Howie was beginning to get very annoyed with H. “Then what are you?” he yelled, before remembering to keep his voice down. His mother slept very lightly these days – sometimes not at all – and he didn’t want to get in trouble for staying up past his bedtime.

“I’m the same as that thing under your bed.”

Howie took another peek at the monster. It was still watching him silently, almost possessively. He turned back to the wall and whispered to H, “He’s very troublesome, but he makes good company when I hide there.”

“Why -“

“Shh!” Howie hissed, his ears pricked. Footsteps. Coming down the hall.

H made an indignant noise, but obliged to stay silent.

Howie scrambled into bed, ducking under the covers. The door creaked open. It had been a while since the door hinges around the house were oiled.

Howie kept his breathing evenly spaced, hoping that he would still find H where he was after his mother left. He needn’t have worried, though. H’s constant moaning filled the room. Howie feared his mother might chase H out of the walls – he had only just made a new friend – but she only pulled the door shut and headed to her room.

After his mother left, Howie kicked off the covers and leaned over his bed.

“How come I’m the only who can hear you?” he said. “Daddy thought I was lying about the monster, and Mommy looks at me sadly all the time now. She thinks I’ve gone crazy.”

“The monster lives inside you, Howie.
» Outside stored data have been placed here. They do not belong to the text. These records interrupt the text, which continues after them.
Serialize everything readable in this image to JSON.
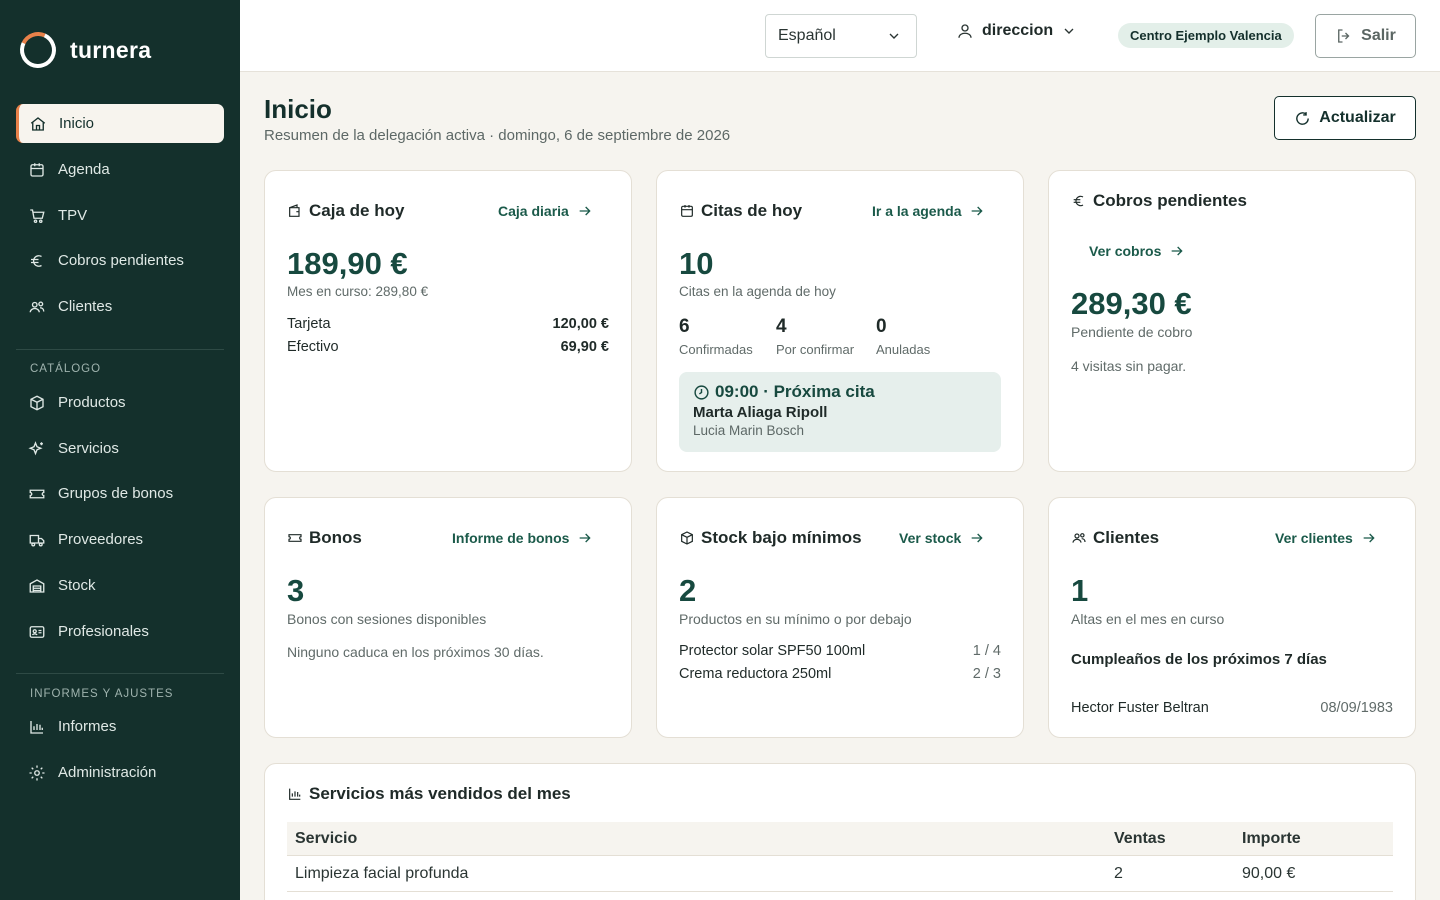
{
  "app": {
    "name": "turnera"
  },
  "sidebar": {
    "items": [
      {
        "label": "Inicio",
        "icon": "home-icon"
      },
      {
        "label": "Agenda",
        "icon": "calendar-icon"
      },
      {
        "label": "TPV",
        "icon": "cart-icon"
      },
      {
        "label": "Cobros pendientes",
        "icon": "euro-icon"
      },
      {
        "label": "Clientes",
        "icon": "users-icon"
      }
    ],
    "catalog_heading": "CATÁLOGO",
    "catalog_items": [
      {
        "label": "Productos",
        "icon": "box-icon"
      },
      {
        "label": "Servicios",
        "icon": "sparkles-icon"
      },
      {
        "label": "Grupos de bonos",
        "icon": "ticket-icon"
      },
      {
        "label": "Proveedores",
        "icon": "truck-icon"
      },
      {
        "label": "Stock",
        "icon": "warehouse-icon"
      },
      {
        "label": "Profesionales",
        "icon": "id-card-icon"
      }
    ],
    "reports_heading": "INFORMES Y AJUSTES",
    "reports_items": [
      {
        "label": "Informes",
        "icon": "bar-chart-icon"
      },
      {
        "label": "Administración",
        "icon": "gear-icon"
      }
    ]
  },
  "topbar": {
    "language": "Español",
    "user": "direccion",
    "center": "Centro Ejemplo Valencia",
    "logout": "Salir"
  },
  "header": {
    "title": "Inicio",
    "subtitle": "Resumen de la delegación activa · domingo, 6 de septiembre de 2026",
    "refresh": "Actualizar"
  },
  "caja": {
    "title": "Caja de hoy",
    "link": "Caja diaria",
    "amount": "189,90 €",
    "month": "Mes en curso: 289,80 €",
    "rows": [
      {
        "label": "Tarjeta",
        "value": "120,00 €"
      },
      {
        "label": "Efectivo",
        "value": "69,90 €"
      }
    ]
  },
  "citas": {
    "title": "Citas de hoy",
    "link": "Ir a la agenda",
    "count": "10",
    "caption": "Citas en la agenda de hoy",
    "stats": [
      {
        "n": "6",
        "l": "Confirmadas"
      },
      {
        "n": "4",
        "l": "Por confirmar"
      },
      {
        "n": "0",
        "l": "Anuladas"
      }
    ],
    "next": {
      "heading": "09:00 · Próxima cita",
      "client": "Marta Aliaga Ripoll",
      "professional": "Lucia Marin Bosch"
    }
  },
  "cobros": {
    "title": "Cobros pendientes",
    "link": "Ver cobros",
    "amount": "289,30 €",
    "caption": "Pendiente de cobro",
    "note": "4 visitas sin pagar."
  },
  "bonos": {
    "title": "Bonos",
    "link": "Informe de bonos",
    "count": "3",
    "caption": "Bonos con sesiones disponibles",
    "note": "Ninguno caduca en los próximos 30 días."
  },
  "stock": {
    "title": "Stock bajo mínimos",
    "link": "Ver stock",
    "count": "2",
    "caption": "Productos en su mínimo o por debajo",
    "rows": [
      {
        "label": "Protector solar SPF50 100ml",
        "value": "1 / 4"
      },
      {
        "label": "Crema reductora 250ml",
        "value": "2 / 3"
      }
    ]
  },
  "clientes": {
    "title": "Clientes",
    "link": "Ver clientes",
    "count": "1",
    "caption": "Altas en el mes en curso",
    "birthdays_heading": "Cumpleaños de los próximos 7 días",
    "birthdays": [
      {
        "name": "Hector Fuster Beltran",
        "date": "08/09/1983"
      }
    ]
  },
  "top_services": {
    "title": "Servicios más vendidos del mes",
    "columns": [
      "Servicio",
      "Ventas",
      "Importe"
    ],
    "rows": [
      {
        "service": "Limpieza facial profunda",
        "sales": "2",
        "amount": "90,00 €"
      }
    ]
  },
  "colors": {
    "sidebar": "#14302c",
    "accent": "#e8814a",
    "primary": "#17493f",
    "background": "#f6f4ef"
  }
}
That’s why you can see it.”

“And you? Do you live inside me too?”

H didn’t reply. Howie figured he had no answer for that.

After that first encounter, Howie would hear from H three more times. Each time, H showed up whenever his father visited. Each time, he sat with Howie and told him stories of all the old tenants until the fighting outside died down. On nights when H wasn’t around, Howie would crawl under the bed with the monster. Even its silent presence was comforting.

There were monsters that turned into companions, and horrors that turned into confidantes. There were people who wanted more of you – grow up, Howie! speak up, Howie! for God’s sake, stop crying! – and those were the monsters who stole your voice and ate up your dreams.

Eventually, his father stopped visiting and his mother sold the house. Howie and his mother moved to a smaller apartment next to a busy street.

Some nights, out of nostalgia or foolish hope, Howie would peek under his bed and knock on the walls, hoping for a sign of the monster or H. By then, he had known to look in the mirror for the real monsters. But he kept a light in his pocket anyway, to welcome the horrors home.